Stated another way FIUFIO is, as a principle of law, meant to be applied to a single witness or source of authority; something we know science is not.  The use of vaccinations and immunization is not based on one scientist or one kind of science. FIUFIO has no effect on other witnesses/authorities, let alone on objective evidence that does not rely on testimony for its validity.   As this comment points out, "applying FIUFIO gets you no further than to refute a single argument; it does not prove any other. " [See comment #2]


In response to another Bill Maher anti-vaxx faux pas, Gorski makes it clear,
,,,[I]f you’re not antivaccine, then stop repeating long discredited antivaccine talking points as though they were scientifically valid. That’s what antivaccinationists do, and if you continue to do such things, then you shouldn’t be surprised when people conclude that you are antivaccine. It’s a reasonable conclusion based on your own words and failure to be educated over the course of many years.
This is why countering the tripe that comes out of Maher's mouth is important.  His arguments are not original and if one were to visit any anti-vaxx site, these exact same arguments used by Maher will be found.  Dissecting Maher’s anti-vaxx stance from a layman's POV is useful; if I can do it, so can you.  It also shows how lazy Maher is being; it reminds all skeptics and atheists that they can be just as irrational as believers in the woo-woo and proponents of pseudoscience if we leave our critical thinking skills at home. 

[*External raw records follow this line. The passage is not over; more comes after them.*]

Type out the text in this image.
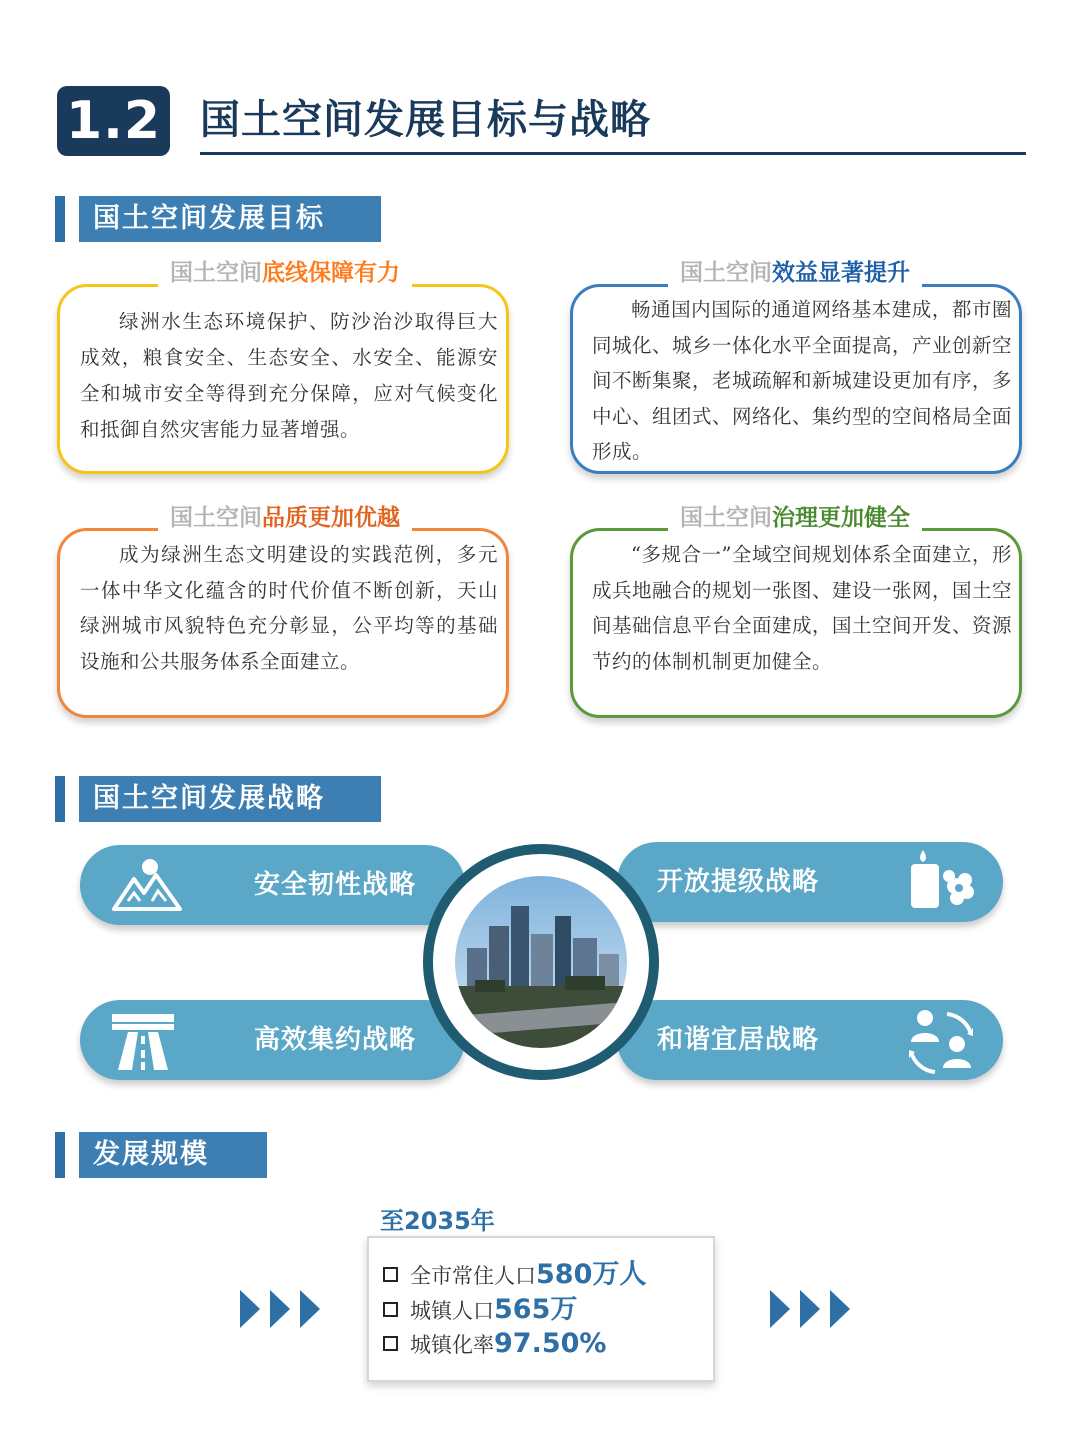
1.2 国土空间发展目标与战略
国土空间发展目标
国土空间底线保障有力
绿洲水生态环境保护、防沙治沙取得巨大成效，粮食安全、生态安全、水安全、能源安全和城市安全等得到充分保障，应对气候变化和抵御自然灾害能力显著增强。
国土空间效益显著提升
畅通国内国际的通道网络基本建成，都市圈同城化、城乡一体化水平全面提高，产业创新空间不断集聚，老城疏解和新城建设更加有序，多中心、组团式、网络化、集约型的空间格局全面形成。
国土空间品质更加优越
成为绿洲生态文明建设的实践范例，多元一体中华文化蕴含的时代价值不断创新，天山绿洲城市风貌特色充分彰显，公平均等的基础设施和公共服务体系全面建立。
国土空间治理更加健全
“多规合一”全域空间规划体系全面建立，形成兵地融合的规划一张图、建设一张网，国土空间基础信息平台全面建成，国土空间开发、资源节约的体制机制更加健全。
国土空间发展战略
安全韧性战略	开放提级战略
高效集约战略	和谐宜居战略
发展规模
至2035年
全市常住人口580万人
城镇人口565万
城镇化率97.50%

For someone who considers himself as being rational and skeptical, tooting his own horn about his atheism, Maher certainly seems to be rather credulous about other things that do not fit into his anti-establishment world-view.  What Maher and his anti-vaxx buddies like to forget:
[A]ll scientific knowledge is provisional and vulnerable to be proven incorrect by future experiments or evidence. That self-correcting mechanism of science is not a weakness at all, but rather sciences’ greatest strength, in which present concepts and theories are constantly subjected to testing and attempts to falsify them. Those hypotheses that can stand up to such attempts become accepted as closer to the “truth” than previous understandings (and may even reach the level of being called a theory), and, with each successive iteration, scientific understanding eliminates error and comes closer to the way things “really are."
What it boils down to for me is this, you know who else says she is not anti-vaccine (besides Amy Holmes and Marianne Williamson) Jenny McCarthy!  To just accept Maher's assertion that he is not anit-vaxx, we would also have to accept McCarthy's as well.

Thinking I should have titled this, “Bill Maher, leads the Anti-Vaxx Movement."